Sales have now risen compared to year-earlier figures for 23 months and May was the best market for  existing home sales since November 2009 during the tax stimulus when sales jumped to 5.44 million.  Single-family home sales rose 5.0 percent to a seasonally adjusted annual rate of 4.60 million in May from 4.38 million in April, and are 12.7 percent higher than the 4.08 million-unit pace in May 2012. The national median price for all existing housing was $208,000 in May, a 15.4 percent increase over May 2012.  The national median price has now risen for 15 consecutive months on a year-over-year basis; the last time this happened was from March 2005 to May 2006.  May was the sixth straight month that those annual increases have been in double digits and May's was also the strongest price gain since October 2005 when median prices jumped 16.6 percent from a year earlier, the largest increase ever recorded by NAR. This means we should continue to expect lower supplies and higher prices for housing.  "The housing numbers are overwhelmingly positive.  However, the number of available homes is unlikely to grow, despite a nice gain in May, unless new home construction ramps up quickly. With home prices growing this fast only additional supply from new construction can moderate future price growth.The median existing single-family home price was $208,700 in May, up 15.8 percent above a year ago, and also the strongest increase since October 2005 when it jumped 16.9 percent from a year earlier. Foreclosures and short sales only accounted for 18 percent fo May sales and sold at an average discount of 12 to 15 percent.  This was unchanged from April and, with April the lowest share since NAR began tracking the metric in October 2008.  One year ago distressed home sales had a 25 percent market share, so distressed home sales are decreasing helping to add to the increases in sale prices.  Listed inventory is 10.1 percent below a year ago, when there was a 6.5-month supply. The issue now is pent-up demand and strong growth with buyer traffic 29 percent above a year ago.  In addition, the time it takes to sell a home has been dropping steadily with homes being listed an average of just 3 to 4 months.

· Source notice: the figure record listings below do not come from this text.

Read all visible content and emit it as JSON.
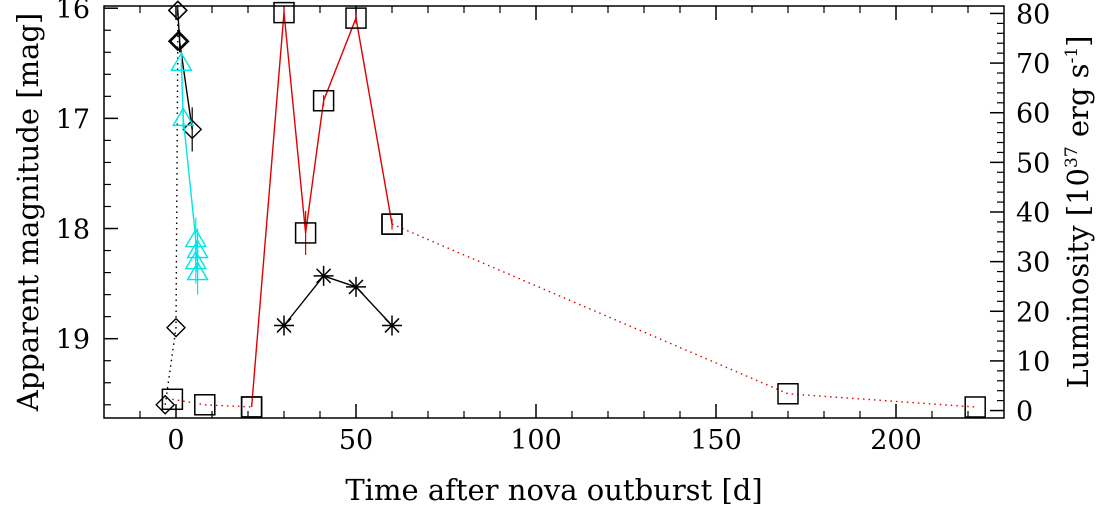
{
  "chart_data": {
    "type": "scatter",
    "title": "",
    "xlabel": "Time after nova outburst [d]",
    "ylabel_left": "Apparent magnitude [mag]",
    "ylabel_right_main": "Luminosity [10",
    "ylabel_right_exp1": "37",
    "ylabel_right_unit": " erg s",
    "ylabel_right_exp2": "-1",
    "ylabel_right_close": "]",
    "xlim": [
      -20,
      230
    ],
    "ylim_left": [
      19.72,
      15.98
    ],
    "ylim_right": [
      -1.5,
      81.5
    ],
    "left_axis_inverted": true,
    "x_ticks": [
      0,
      50,
      100,
      150,
      200
    ],
    "y_left_ticks": [
      16,
      17,
      18,
      19
    ],
    "y_right_ticks": [
      0,
      10,
      20,
      30,
      40,
      50,
      60,
      70,
      80
    ],
    "grid": false,
    "series": [
      {
        "axis": "left",
        "marker": "diamond",
        "color": "#000000",
        "line": "dotted",
        "points": [
          {
            "x": -3,
            "y": 19.6
          },
          {
            "x": 0,
            "y": 18.9
          },
          {
            "x": 0.5,
            "y": 16.3
          },
          {
            "x": 0.5,
            "y": 16.02
          }
        ]
      },
      {
        "axis": "left",
        "marker": "diamond",
        "color": "#000000",
        "line": "solid",
        "points": [
          {
            "x": 0.5,
            "y": 16.02,
            "err": 0.05
          },
          {
            "x": 1,
            "y": 16.3,
            "err": 0.1
          },
          {
            "x": 4.5,
            "y": 17.1,
            "err": 0.2
          }
        ]
      },
      {
        "axis": "left",
        "marker": "triangle",
        "color": "#00e5e5",
        "line": "solid",
        "points": [
          {
            "x": 1.5,
            "y": 16.5,
            "err": 0.1
          },
          {
            "x": 2,
            "y": 17.0,
            "err": 0.1
          },
          {
            "x": 5.5,
            "y": 18.1,
            "err": 0.2
          },
          {
            "x": 6,
            "y": 18.2,
            "err": 0.2
          },
          {
            "x": 5.5,
            "y": 18.3,
            "err": 0.2
          },
          {
            "x": 6,
            "y": 18.4,
            "err": 0.2
          }
        ]
      },
      {
        "axis": "left",
        "marker": "square",
        "color": "#000000",
        "line": "dotted",
        "line_color": "#e00000",
        "points": [
          {
            "x": -1,
            "y": 19.55
          },
          {
            "x": 8,
            "y": 19.6
          },
          {
            "x": 21,
            "y": 19.62
          }
        ]
      },
      {
        "axis": "left",
        "marker": "square",
        "color": "#000000",
        "line": "solid",
        "line_color": "#e00000",
        "points": [
          {
            "x": 21,
            "y": 19.62
          },
          {
            "x": 30,
            "y": 16.04,
            "err": 0.05
          },
          {
            "x": 36,
            "y": 18.04,
            "err": 0.2
          },
          {
            "x": 41,
            "y": 16.84,
            "err": 0.05
          },
          {
            "x": 50,
            "y": 16.09,
            "err": 0.05
          },
          {
            "x": 60,
            "y": 17.96,
            "err": 0.05
          }
        ]
      },
      {
        "axis": "left",
        "marker": "square",
        "color": "#000000",
        "line": "dotted",
        "line_color": "#e00000",
        "points": [
          {
            "x": 60,
            "y": 17.96
          },
          {
            "x": 170,
            "y": 19.5
          },
          {
            "x": 222,
            "y": 19.62
          }
        ]
      },
      {
        "axis": "left",
        "marker": "asterisk",
        "color": "#000000",
        "line": "solid",
        "points": [
          {
            "x": 30,
            "y": 18.88
          },
          {
            "x": 41,
            "y": 18.43
          },
          {
            "x": 50,
            "y": 18.53
          },
          {
            "x": 60,
            "y": 18.88
          }
        ]
      }
    ]
  }
}
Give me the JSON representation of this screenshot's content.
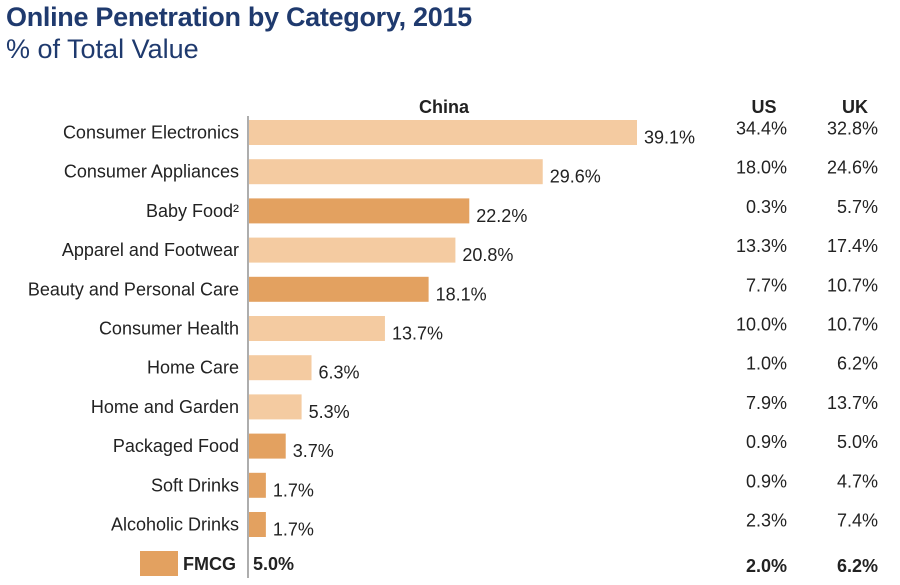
{
  "title": "Online Penetration by Category, 2015",
  "subtitle": "% of Total Value",
  "colors": {
    "bar_light": "#f4cba1",
    "bar_dark": "#e3a160",
    "label_green": "#3b9a45",
    "label_red": "#c7362f",
    "label_default": "#222222",
    "axis": "#777777"
  },
  "chart_data": {
    "type": "bar",
    "orientation": "horizontal",
    "series_header": "China",
    "categories": [
      "Consumer Electronics",
      "Consumer Appliances",
      "Baby Food²",
      "Apparel and Footwear",
      "Beauty and Personal Care",
      "Consumer Health",
      "Home Care",
      "Home and Garden",
      "Packaged Food",
      "Soft Drinks",
      "Alcoholic Drinks"
    ],
    "values": [
      39.1,
      29.6,
      22.2,
      20.8,
      18.1,
      13.7,
      6.3,
      5.3,
      3.7,
      1.7,
      1.7
    ],
    "value_labels": [
      "39.1%",
      "29.6%",
      "22.2%",
      "20.8%",
      "18.1%",
      "13.7%",
      "6.3%",
      "5.3%",
      "3.7%",
      "1.7%",
      "1.7%"
    ],
    "bar_shade": [
      "light",
      "light",
      "dark",
      "light",
      "dark",
      "light",
      "light",
      "light",
      "dark",
      "dark",
      "dark"
    ],
    "label_color": [
      "green",
      "green",
      "green",
      "green",
      "green",
      "green",
      "green",
      "red",
      "default",
      "default",
      "default"
    ],
    "xlim": [
      0,
      39.1
    ],
    "table_columns": [
      {
        "header": "US",
        "values": [
          "34.4%",
          "18.0%",
          "0.3%",
          "13.3%",
          "7.7%",
          "10.0%",
          "1.0%",
          "7.9%",
          "0.9%",
          "0.9%",
          "2.3%"
        ]
      },
      {
        "header": "UK",
        "values": [
          "32.8%",
          "24.6%",
          "5.7%",
          "17.4%",
          "10.7%",
          "10.7%",
          "6.2%",
          "13.7%",
          "5.0%",
          "4.7%",
          "7.4%"
        ]
      }
    ],
    "legend": {
      "label": "FMCG",
      "china": "5.0%",
      "us": "2.0%",
      "uk": "6.2%"
    }
  }
}
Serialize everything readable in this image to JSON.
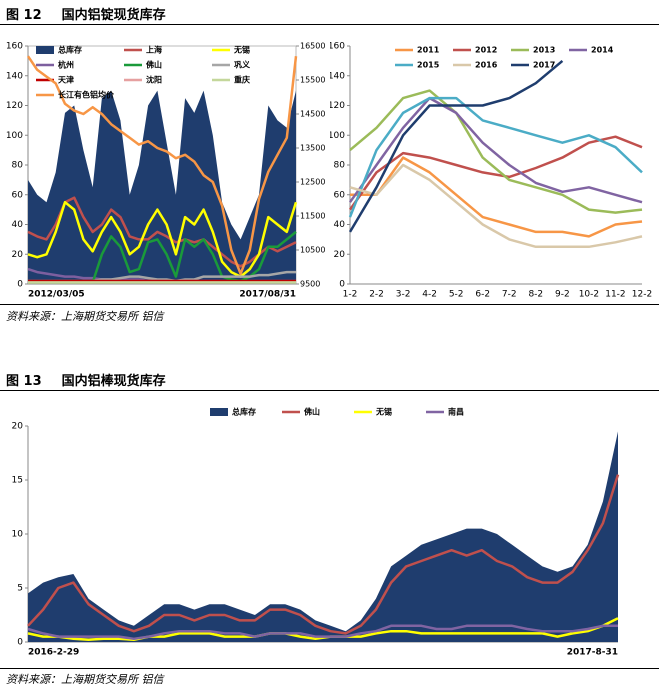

Here in the Northeast, existing-home sales rose 1.6 percent to an annual rate of 650,000 in May and are 8.3 percent above May 2012.  The median price in the Northeast was up 12.3 percent from a year ago.  With prices steadily increasing and inventory steadily decreasing we should continue to see home prices go up through the summer months.  In addition, interest rates a trending higher.  The moral is, if you are thinking of buying a home it is time to get off the fence.  It seems that it will only get harder to find a home and the cost will continue to go up, meaning less bang for your money. Act now before prices climb higher, inventory falls shorter and interest rates raise any further.